Retroactive interaction?

The craziest thing is that it actually seems like it is effecting things retroactively. Even if I render primary_buffer and then immediately draw it to @screen,
a subsequent render to secondary_buffer, which is never drawn, messes that up.

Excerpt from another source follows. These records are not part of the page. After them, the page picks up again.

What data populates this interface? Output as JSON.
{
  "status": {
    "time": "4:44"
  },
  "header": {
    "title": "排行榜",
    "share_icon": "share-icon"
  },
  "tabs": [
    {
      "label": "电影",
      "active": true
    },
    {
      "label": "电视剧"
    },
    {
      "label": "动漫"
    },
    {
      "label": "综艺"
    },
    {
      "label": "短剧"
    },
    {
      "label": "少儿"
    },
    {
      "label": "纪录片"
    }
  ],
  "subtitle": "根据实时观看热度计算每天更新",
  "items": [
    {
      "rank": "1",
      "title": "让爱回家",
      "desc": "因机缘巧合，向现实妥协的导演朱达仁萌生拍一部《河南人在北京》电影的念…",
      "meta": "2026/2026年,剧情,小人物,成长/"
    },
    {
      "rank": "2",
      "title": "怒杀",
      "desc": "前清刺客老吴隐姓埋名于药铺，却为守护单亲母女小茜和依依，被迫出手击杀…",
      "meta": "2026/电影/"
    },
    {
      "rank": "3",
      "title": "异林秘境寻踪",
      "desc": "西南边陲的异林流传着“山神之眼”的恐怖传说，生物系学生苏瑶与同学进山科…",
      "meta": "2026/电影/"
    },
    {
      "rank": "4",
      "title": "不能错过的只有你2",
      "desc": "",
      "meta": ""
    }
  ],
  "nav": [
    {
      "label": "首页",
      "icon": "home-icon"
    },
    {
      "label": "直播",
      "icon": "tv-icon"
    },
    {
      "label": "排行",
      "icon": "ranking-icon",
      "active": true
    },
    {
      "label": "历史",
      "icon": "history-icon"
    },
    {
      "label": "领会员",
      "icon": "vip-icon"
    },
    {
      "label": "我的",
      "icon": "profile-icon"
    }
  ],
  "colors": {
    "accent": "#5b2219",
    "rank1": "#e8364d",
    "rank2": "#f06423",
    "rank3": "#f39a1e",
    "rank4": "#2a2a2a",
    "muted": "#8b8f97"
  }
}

In the following example, I have made secondary_buffer not render for 1 second at the beginning to show this effect more clearly.

require 'gosu'
require 'ashton'

class TestGame < Gosu::Window
    def initialize
        super(500, 500, false)
        @screen = Ashton::WindowBuffer.new
    end

    def update
        primary_buffer.render do
            pixel.draw 0, 0, 0, 250, 250, 0xaaff0000 # RED
        end
        @screen.render do
            primary_buffer.draw 0, 0, 0
        end
        if Gosu::milliseconds > 1000
            secondary_buffer.render do
                pixel.draw 250, 250, 0, 250, 250, 0xaa00ff00 # GREEN
            end
        end
    end

    def draw
        @screen.draw 0, 0, 0
    end
end

TestGame.new.show

Insanity with many textures

I honestly thought this was a pretty simple interaction, and so I decided to make an example with a bunch of textures to show it. But to my surprise, it worked as expected (well, the colors were slightly dimmer than expected, but we can't have everything, can we?). So I removed some, and my head exploded, because apparently it's all rather more complicated than I thought.

require 'gosu'
require 'ashton'

class TestGame < Gosu::Window
    def initialize
        super(600, 600, false)
        @a = Ashton::WindowBuffer.new
        @b = Ashton::WindowBuffer.new
        @c = Ashton::WindowBuffer.new
        @d = Ashton::WindowBuffer.new
        @e = Ashton::WindowBuffer.new
        @f = Ashton::WindowBuffer.new
        @g = Ashton::WindowBuffer.new
        @h = Ashton::WindowBuffer.new
        @i = Ashton::WindowBuffer.new

        @renders = [
            proc { @a.render { pixel.draw   0,   0, 0, 200, 200, 0xaaff0000 } }, # RED       at (  0,   0)
            proc { @b.render { pixel.draw 200,   0, 0, 200, 200, 0xaa00ff00 } }, # GREEN     at (200,   0)
            proc { @c.render { pixel.draw 400,   0, 0, 200, 200, 0xaa0000ff } }, # BLUE      at (400,   0)
            proc { @d.render { pixel.draw   0, 200, 0, 200, 200, 0xaaffff00 } }, # YELLOW    at (  0, 200)
            proc { @e.render { pixel.draw 200, 200, 0, 200, 200, 0xaaffffff } }, # WHITE     at (200, 200)
            proc { @f.render { pixel.draw 400, 200, 0, 200, 200, 0xaaff00ff } }, # PURPLE    at (400, 200)
            proc { @g.render { pixel.draw   0, 400, 0, 200, 200, 0xaa00ffff } }, # CYAN      at (  0, 400)
            # proc { @h.render { pixel.draw 200, 400, 0, 200, 200, 0xaa333333 } }, # DARKGRAY  at (200, 400)
            # proc { @i.render { pixel.draw 400, 400, 0, 200, 200, 0xaa999999 } }, # LIGHTGRAY at (400, 400)
        ]

        @draws = [
            proc { @a.draw 0, 0, 0 },
            proc { @b.draw 0, 0, 0 },
            proc { @c.draw 0, 0, 0 },
            proc { @d.draw 0, 0, 0 },
            proc { @e.draw 0, 0, 0 },
            proc { @f.draw 0, 0, 0 },
            proc { @g.draw 0, 0, 0 },
            # proc { @h.draw 0, 0, 0 },
            # proc { @i.draw 0, 0, 0 },
        ]
    end

    def update
        @renders.map &:call
    end

    def draw
        @draws.map &:call
    end
end

TestGame.new.show

But the real icing on the cake is when you uncomment @h and @i above and change update to @renders.shuffle.map &:call (spoiler alert: you probably shouldn't do this if you are prone to seizures).

It's worth noting that shuffling the draws does not seem to affect anything.

So... what?

So, am I just doing something wrong? Or is my computer broken? Or is this a big bug?

For reference, I'm running on Windows 8.1 with Ruby 1.9.3 and the latest versions of Ashton (from Git) and Gosu (0.8.3).